La formella di San Giorgio che uccide il drago (3), opera di Donatello, comprende sia il rilievo nella cuspide raffigurante Dio Padre benedicente, sia il rilievo di San Giorgio alla base, come precedentemente menzionato. Quest'ultimo rilievo è universalmente riconosciuto come un esempio perfetto di stiacciato, arricchito da una delle prime rappresentazioni di prospettiva centrale a punto unico di fuga, in cui tutte le figure sono armonicamente collocate nello spazio.
La celebre formella presenta linee orizzontali che convergono verso il gruppo centrale, rappresentando san Giorgio a cavallo impegnato nella lotta contro il drago (il cavallo, elogiato anche da Vasari). A sinistra si trova la grotta, la tana del drago, ispirata dai sarcofagi romani, mentre a destra sono raffigurati la principessa e un porticato costruito in prospettiva. Se gli elementi come il mantello, l'armatura preziosa del santo e il profilo delle ali aperte del drago riflettono il gusto tardo gotico, l'aspetto innovativo risiede nella concezione dello spazio che sembra estendersi oltre la cornice del bassorilievo. Tuttavia, alcuni punti di riferimento ben definiti consentono una perfetta comprensione della spazialità.
Un altro elemento innovativo è la gestione della luce, che focalizza l'attenzione sul punto cruciale dell'azione. Questa nuova prospettiva e l'uso creativo della luce contribuiscono a conferire un notevole dinamismo alla composizione complessiva della formella di San Giorgio di Donatello.


(1) La villa Medicea di Poggio a Caiano, durante il periodo buio della Seconda Guerra Mondiale, si trasformò in una "Arca di Noè" dell'arte, offrendo rifugio a opere d'arte provenienti dal Palazzo Pretorio di Prato. Le opere trovarono riparo sia nella villa di Poggio che nelle sale del convento dei San Francesco. La villa Medicea, in particolare, fu designata dalla Soprintendenza come una delle tre "casseforti" toscane dove concentrare le opere più importanti.

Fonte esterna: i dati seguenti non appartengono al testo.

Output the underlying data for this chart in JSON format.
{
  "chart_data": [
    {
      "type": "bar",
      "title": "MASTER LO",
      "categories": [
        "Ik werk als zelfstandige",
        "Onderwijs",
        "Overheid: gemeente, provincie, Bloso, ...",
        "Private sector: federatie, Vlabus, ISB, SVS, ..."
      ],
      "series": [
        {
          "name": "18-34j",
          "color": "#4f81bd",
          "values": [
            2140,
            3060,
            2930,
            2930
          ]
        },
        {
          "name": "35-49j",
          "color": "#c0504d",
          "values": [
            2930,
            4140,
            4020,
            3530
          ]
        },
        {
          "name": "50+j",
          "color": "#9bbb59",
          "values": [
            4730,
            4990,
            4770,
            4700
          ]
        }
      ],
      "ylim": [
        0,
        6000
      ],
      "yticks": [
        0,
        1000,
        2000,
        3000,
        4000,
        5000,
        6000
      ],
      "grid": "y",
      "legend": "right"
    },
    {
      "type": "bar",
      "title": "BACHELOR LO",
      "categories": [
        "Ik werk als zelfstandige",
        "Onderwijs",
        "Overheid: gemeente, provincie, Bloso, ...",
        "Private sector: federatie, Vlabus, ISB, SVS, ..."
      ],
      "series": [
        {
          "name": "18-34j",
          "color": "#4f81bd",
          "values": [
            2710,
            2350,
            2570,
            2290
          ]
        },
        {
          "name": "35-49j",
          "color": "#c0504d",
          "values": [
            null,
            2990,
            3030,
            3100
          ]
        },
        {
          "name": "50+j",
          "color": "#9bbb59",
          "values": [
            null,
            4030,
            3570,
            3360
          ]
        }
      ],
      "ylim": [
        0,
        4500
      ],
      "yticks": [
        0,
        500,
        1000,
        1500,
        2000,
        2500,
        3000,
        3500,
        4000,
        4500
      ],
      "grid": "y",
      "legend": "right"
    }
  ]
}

Tra le opere trasferite vi erano antichi dipinti provenienti da Firenze e Pistoia, l'intera galleria di Palazzo Pitti, il San Giorgio di Donatello, i Quattro Mori di Livorno, le statue della Sagrestia Nuova di Michelangelo e quella equestre di Cosimo I de' Medici, che, in un curioso gioco del destino, era tornata a casa. Nella sala del biliardo, trovò rifugio anche la Primavera del Botticelli, prima di essere trasferita nella Val di Pesa.

La formella sopra è quella non originale, quella sotto è l'originale.